Gut Microbes (Jan 2021)
A behavioral model for mapping the genetic architecture of gut-microbiota networks
Abstract
The gut microbiota may play an important role in affecting human health. To explore the genetic mechanisms underlying microbiota-host relationships, many genome-wide association studies have begun to identify host genes that shape the microbial composition of the gut. It is becoming increasingly clear that the gut microbiota impacts host processes not only through the action of individual microbes but also their interaction networks. However, a systematic characterization of microbial interactions that occur in densely packed aggregates of the gut bacteria has proven to be extremely difficult. We develop a computational rule of thumb for addressing this issue by integrating ecological behavioral theory and genetic mapping theory.

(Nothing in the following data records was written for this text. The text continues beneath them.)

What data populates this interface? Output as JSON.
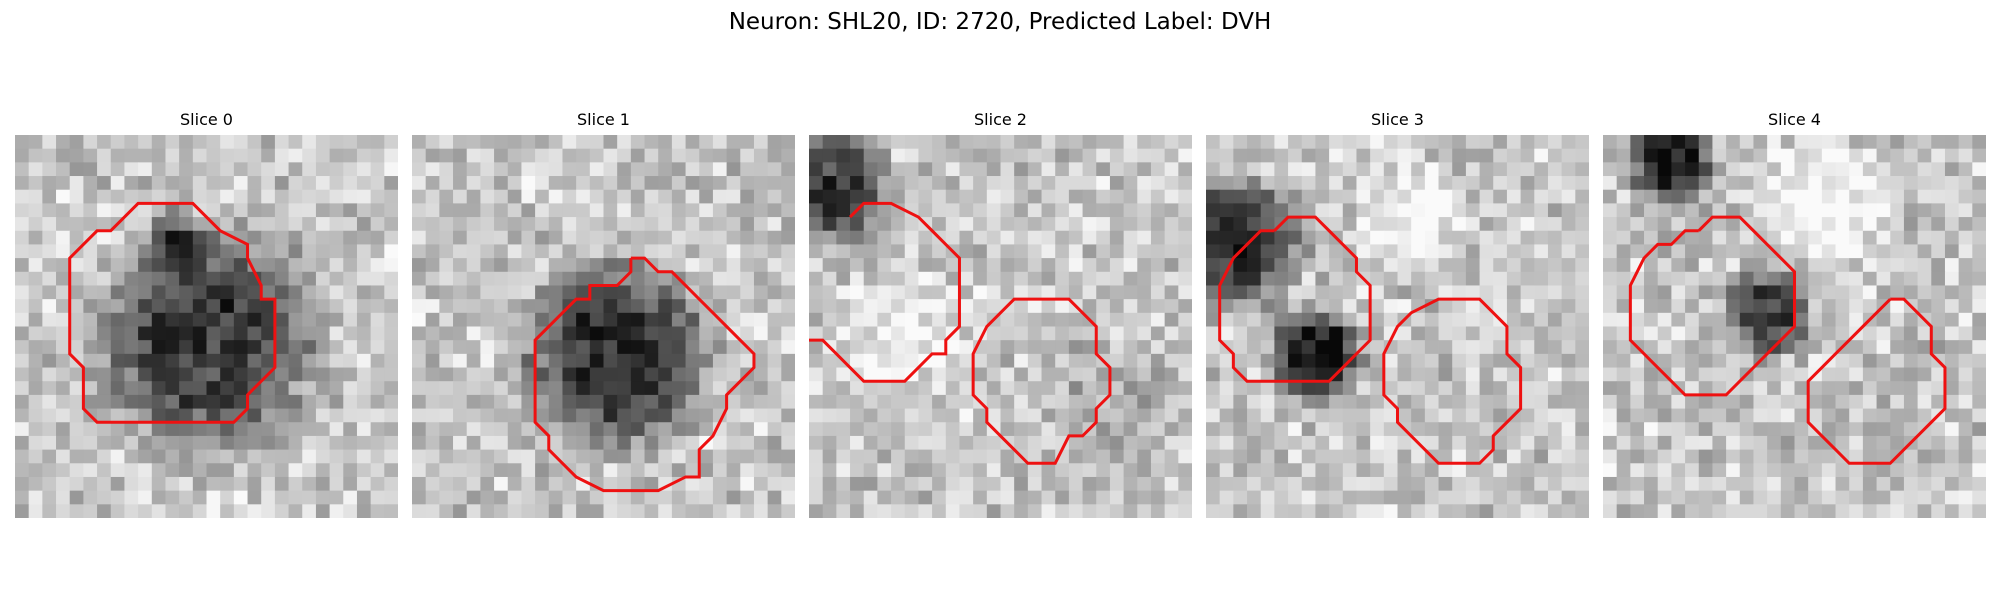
{
  "figure": {
    "title": "Neuron: SHL20, ID: 2720, Predicted Label: DVH"
  },
  "colors": {
    "contour": "#ee1111",
    "background": "#ffffff"
  },
  "panels": [
    {
      "title": "Slice 0",
      "seed": 11,
      "blobs": [
        {
          "cx": 14.0,
          "cy": 15.0,
          "r": 10.0,
          "depth": 0.55
        },
        {
          "cx": 12.0,
          "cy": 8.0,
          "r": 3.0,
          "depth": 0.35
        }
      ],
      "contours": [
        [
          [
            11,
            5
          ],
          [
            13,
            5
          ],
          [
            15,
            7
          ],
          [
            17,
            8
          ],
          [
            17,
            9
          ],
          [
            18,
            11
          ],
          [
            18,
            12
          ],
          [
            19,
            12
          ],
          [
            19,
            16
          ],
          [
            19,
            17
          ],
          [
            18,
            18
          ],
          [
            17,
            19
          ],
          [
            17,
            20
          ],
          [
            16,
            21
          ],
          [
            10,
            21
          ],
          [
            6,
            21
          ],
          [
            5,
            20
          ],
          [
            5,
            18
          ],
          [
            5,
            17
          ],
          [
            4,
            16
          ],
          [
            4,
            13
          ],
          [
            4,
            9
          ],
          [
            5,
            8
          ],
          [
            6,
            7
          ],
          [
            7,
            7
          ],
          [
            8,
            6
          ],
          [
            9,
            5
          ],
          [
            11,
            5
          ]
        ]
      ]
    },
    {
      "title": "Slice 1",
      "seed": 23,
      "blobs": [
        {
          "cx": 15.0,
          "cy": 16.0,
          "r": 8.5,
          "depth": 0.6
        }
      ],
      "contours": [
        [
          [
            16,
            9
          ],
          [
            17,
            9
          ],
          [
            18,
            10
          ],
          [
            19,
            10
          ],
          [
            20,
            11
          ],
          [
            21,
            12
          ],
          [
            22,
            13
          ],
          [
            23,
            14
          ],
          [
            24,
            15
          ],
          [
            25,
            16
          ],
          [
            25,
            17
          ],
          [
            24,
            18
          ],
          [
            23,
            19
          ],
          [
            23,
            20
          ],
          [
            22,
            22
          ],
          [
            21,
            23
          ],
          [
            21,
            25
          ],
          [
            20,
            25
          ],
          [
            18,
            26
          ],
          [
            14,
            26
          ],
          [
            12,
            25
          ],
          [
            11,
            24
          ],
          [
            10,
            23
          ],
          [
            10,
            22
          ],
          [
            9,
            21
          ],
          [
            9,
            16
          ],
          [
            9,
            15
          ],
          [
            10,
            14
          ],
          [
            11,
            13
          ],
          [
            12,
            12
          ],
          [
            13,
            12
          ],
          [
            13,
            11
          ],
          [
            15,
            11
          ],
          [
            16,
            10
          ],
          [
            16,
            9
          ]
        ]
      ]
    },
    {
      "title": "Slice 2",
      "seed": 37,
      "blobs": [
        {
          "cx": 2.0,
          "cy": 4.0,
          "r": 5.0,
          "depth": 0.55
        },
        {
          "cx": 7.0,
          "cy": 15.0,
          "r": 8.0,
          "depth": -0.1
        },
        {
          "cx": 22.0,
          "cy": 19.0,
          "r": 6.0,
          "depth": 0.1
        }
      ],
      "contours": [
        [
          [
            3,
            6
          ],
          [
            4,
            5
          ],
          [
            6,
            5
          ],
          [
            8,
            6
          ],
          [
            9,
            7
          ],
          [
            10,
            8
          ],
          [
            11,
            9
          ],
          [
            11,
            13
          ],
          [
            11,
            14
          ],
          [
            10,
            15
          ],
          [
            10,
            16
          ],
          [
            9,
            16
          ],
          [
            8,
            17
          ],
          [
            7,
            18
          ],
          [
            4,
            18
          ],
          [
            3,
            17
          ],
          [
            2,
            16
          ],
          [
            1,
            15
          ],
          [
            0,
            15
          ]
        ],
        [
          [
            17,
            12
          ],
          [
            19,
            12
          ],
          [
            20,
            13
          ],
          [
            21,
            14
          ],
          [
            21,
            16
          ],
          [
            22,
            17
          ],
          [
            22,
            19
          ],
          [
            21,
            20
          ],
          [
            21,
            21
          ],
          [
            20,
            22
          ],
          [
            19,
            22
          ],
          [
            18,
            24
          ],
          [
            16,
            24
          ],
          [
            15,
            23
          ],
          [
            14,
            22
          ],
          [
            13,
            21
          ],
          [
            13,
            20
          ],
          [
            12,
            19
          ],
          [
            12,
            16
          ],
          [
            13,
            14
          ],
          [
            14,
            13
          ],
          [
            15,
            12
          ],
          [
            17,
            12
          ]
        ]
      ]
    },
    {
      "title": "Slice 3",
      "seed": 51,
      "blobs": [
        {
          "cx": 2.0,
          "cy": 8.0,
          "r": 6.0,
          "depth": 0.6
        },
        {
          "cx": 8.0,
          "cy": 16.0,
          "r": 4.0,
          "depth": 0.75
        },
        {
          "cx": 15.0,
          "cy": 6.0,
          "r": 5.0,
          "depth": -0.2
        }
      ],
      "contours": [
        [
          [
            5,
            7
          ],
          [
            6,
            6
          ],
          [
            8,
            6
          ],
          [
            9,
            7
          ],
          [
            10,
            8
          ],
          [
            11,
            9
          ],
          [
            11,
            10
          ],
          [
            12,
            11
          ],
          [
            12,
            14
          ],
          [
            12,
            15
          ],
          [
            11,
            16
          ],
          [
            10,
            17
          ],
          [
            9,
            18
          ],
          [
            5,
            18
          ],
          [
            3,
            18
          ],
          [
            2,
            17
          ],
          [
            2,
            16
          ],
          [
            1,
            15
          ],
          [
            1,
            11
          ],
          [
            2,
            9
          ],
          [
            3,
            8
          ],
          [
            4,
            7
          ],
          [
            5,
            7
          ]
        ],
        [
          [
            18,
            12
          ],
          [
            20,
            12
          ],
          [
            21,
            13
          ],
          [
            22,
            14
          ],
          [
            22,
            16
          ],
          [
            23,
            17
          ],
          [
            23,
            20
          ],
          [
            22,
            21
          ],
          [
            21,
            22
          ],
          [
            21,
            23
          ],
          [
            20,
            24
          ],
          [
            17,
            24
          ],
          [
            16,
            23
          ],
          [
            15,
            22
          ],
          [
            14,
            21
          ],
          [
            14,
            20
          ],
          [
            13,
            19
          ],
          [
            13,
            16
          ],
          [
            14,
            14
          ],
          [
            15,
            13
          ],
          [
            17,
            12
          ],
          [
            18,
            12
          ]
        ]
      ]
    },
    {
      "title": "Slice 4",
      "seed": 67,
      "blobs": [
        {
          "cx": 5.0,
          "cy": 2.0,
          "r": 4.0,
          "depth": 0.65
        },
        {
          "cx": 12.0,
          "cy": 13.0,
          "r": 4.0,
          "depth": 0.6
        },
        {
          "cx": 16.0,
          "cy": 5.0,
          "r": 6.0,
          "depth": -0.2
        }
      ],
      "contours": [
        [
          [
            7,
            7
          ],
          [
            8,
            6
          ],
          [
            10,
            6
          ],
          [
            11,
            7
          ],
          [
            12,
            8
          ],
          [
            13,
            9
          ],
          [
            14,
            10
          ],
          [
            14,
            14
          ],
          [
            13,
            15
          ],
          [
            12,
            16
          ],
          [
            11,
            17
          ],
          [
            10,
            18
          ],
          [
            9,
            19
          ],
          [
            7,
            19
          ],
          [
            6,
            19
          ],
          [
            5,
            18
          ],
          [
            4,
            17
          ],
          [
            3,
            16
          ],
          [
            2,
            15
          ],
          [
            2,
            12
          ],
          [
            2,
            11
          ],
          [
            3,
            9
          ],
          [
            4,
            8
          ],
          [
            5,
            8
          ],
          [
            6,
            7
          ],
          [
            7,
            7
          ]
        ],
        [
          [
            21,
            12
          ],
          [
            22,
            12
          ],
          [
            23,
            13
          ],
          [
            24,
            14
          ],
          [
            24,
            16
          ],
          [
            25,
            17
          ],
          [
            25,
            20
          ],
          [
            24,
            21
          ],
          [
            23,
            22
          ],
          [
            22,
            23
          ],
          [
            21,
            24
          ],
          [
            18,
            24
          ],
          [
            17,
            23
          ],
          [
            16,
            22
          ],
          [
            15,
            21
          ],
          [
            15,
            18
          ],
          [
            16,
            17
          ],
          [
            17,
            16
          ],
          [
            18,
            15
          ],
          [
            19,
            14
          ],
          [
            20,
            13
          ],
          [
            21,
            12
          ]
        ]
      ]
    }
  ]
}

We introduce behavioral ecology theory to derive mathematical descriptors of how each microbe interacts with every other microbe through a web of cooperation and competition. We estimate the emergent properties of gut-microbiota networks reconstructed from these descriptors and map host-driven mutualism, antagonism, aggression, and altruism QTLs. We further integrate path analysis and mapping theory to detect and visualize how host genetic variants affect human diseases by perturbing the internal workings of the gut microbiota. As the proof of concept, we apply our model to analyze a published dataset of the gut microbiota, showing its usefulness and potential to gain new insight into how microbes are organized in human guts. The new model provides an analytical tool for revealing the “endophenotype” role of microbial networks in linking genotype to end-point phenotypes.